リムブレーキに付ける。ブレーキを掛けるとリムに接近するので、より明るくなる。
(10) ハンドルステムの前端にLEDランプを10個付けた形がある。
電池はステムの中に入れている。
(11) フォークブレードの前方下部に内蔵した形がある。
(12) ハンドルステムと一体にした形がある。ハンドルステムとドロップハンドルも一体となっている。
(13) レンズによってワイドビームとスポットビームを切り替えできるようにした形がある。

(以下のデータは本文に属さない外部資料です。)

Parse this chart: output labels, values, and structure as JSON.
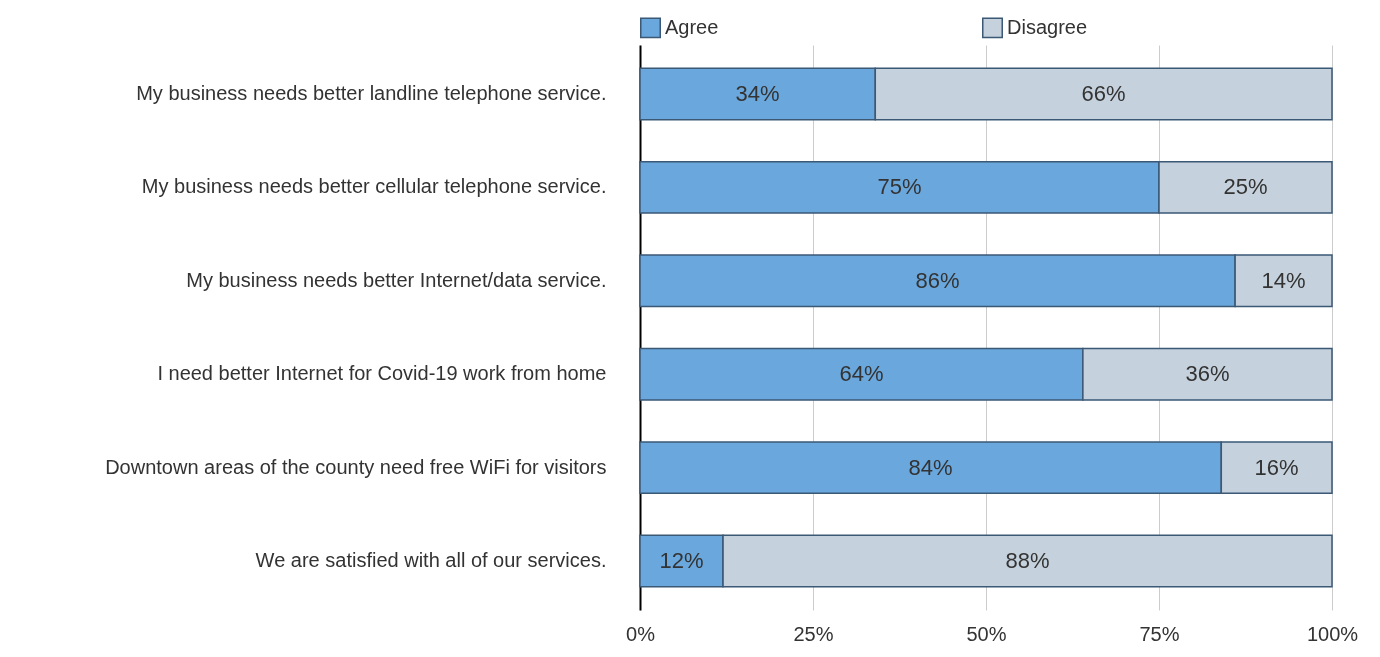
{
  "chart_data": {
    "type": "bar",
    "orientation": "horizontal",
    "stacked": true,
    "categories": [
      "My business needs better landline telephone service.",
      "My business needs better cellular telephone service.",
      "My business needs better Internet/data service.",
      "I need better Internet for Covid-19 work from home",
      "Downtown areas of the county need free WiFi for visitors",
      "We are satisfied with all of our services."
    ],
    "series": [
      {
        "name": "Agree",
        "color": "#6aa7dc",
        "values": [
          34,
          75,
          86,
          64,
          84,
          12
        ],
        "value_labels": [
          "34%",
          "75%",
          "86%",
          "64%",
          "84%",
          "12%"
        ]
      },
      {
        "name": "Disagree",
        "color": "#c5d1dc",
        "values": [
          66,
          25,
          14,
          36,
          16,
          88
        ],
        "value_labels": [
          "66%",
          "25%",
          "14%",
          "36%",
          "16%",
          "88%"
        ]
      }
    ],
    "xlim": [
      0,
      100
    ],
    "xticks": [
      {
        "value": 0,
        "label": "0%"
      },
      {
        "value": 25,
        "label": "25%"
      },
      {
        "value": 50,
        "label": "50%"
      },
      {
        "value": 75,
        "label": "75%"
      },
      {
        "value": 100,
        "label": "100%"
      }
    ],
    "grid": "x",
    "legend": "top"
  }
}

(14) ホーンを組み込んだ形がある。2種のトーンを選ぶことができる。
リコール
Shenzhen Minjun Electronic(メイドインチャイナ)は、2009~2010年に販売した前照灯に付属のリチウムイオン
蓄電池が過熱して火を出すことがあるとして約66,600個をリコールした。
メーカー
キャットアイ 、パナソニック 、Acumen(Vetta) 、Agu Bv(Cordo) 、Avenir 、Axa Nano 、Ay Up Lighting 、Baja Designs 、BBB Bike Parts 、Blackburn 、Bookman 、
Blaze 、Busch & Müller 、Custom Idea 、CygoLite 、DiNotte Lighting 、DStar LED 、Electron 、Elta Automotive 、Exposure Lights 、Fenix 、Fenix Torch 、Fuji 、
Full Beam 、Gemini Lights 、Giant Manufacturing 、
Gloworm Performance Products 、Guee 、Haoli Precision 、 Helios Bikes 、Hope Technology 、Hostettler(ixs) 、
Illuminated Cycling 、Innos LED 、Jet Lites 、KMC Chain Industrial 、Knog 、Lezyne 、Light & Motion 、Lumicycle 、Lupine Lighting Systems 、
Madison(Electron) 、Magicshine 、Magnic Light 、Magnum 、Martin-Jones Technology 、Marwi 、My Fenix 、MyTinySun 、Nightsun Performance Lighting 、Niteflux 、
NiteRider 、
Nova Sport Lights 、Nuke Proof 、Orp Industries 、Owleye 、Oxford Products 、Pedal Pedal 、Planet Bike 、Portland Design Works 、Princeton Tec 、Pro 、
Radical Lights 、Raleigh 、Ravx 、Reelight Aps 、
Serfas 、Shenzhen Ferei Lighting 、Shenzhen Minjun Electronic 、Sigma Sport 、Silva 、Smart 、S-Sun 、Spanninga 、Sparse 、Stenman Holland 、
Sungo 、Sunlite 、Supernova Lighting Systems 、Tigra Sport 、Tout Terrain 、Trelock 、Troutelights 、Uberbike Components 、
Ulitmate Sports Engineering 、Weston Pointer 、Xceon 、X Fire 、 など。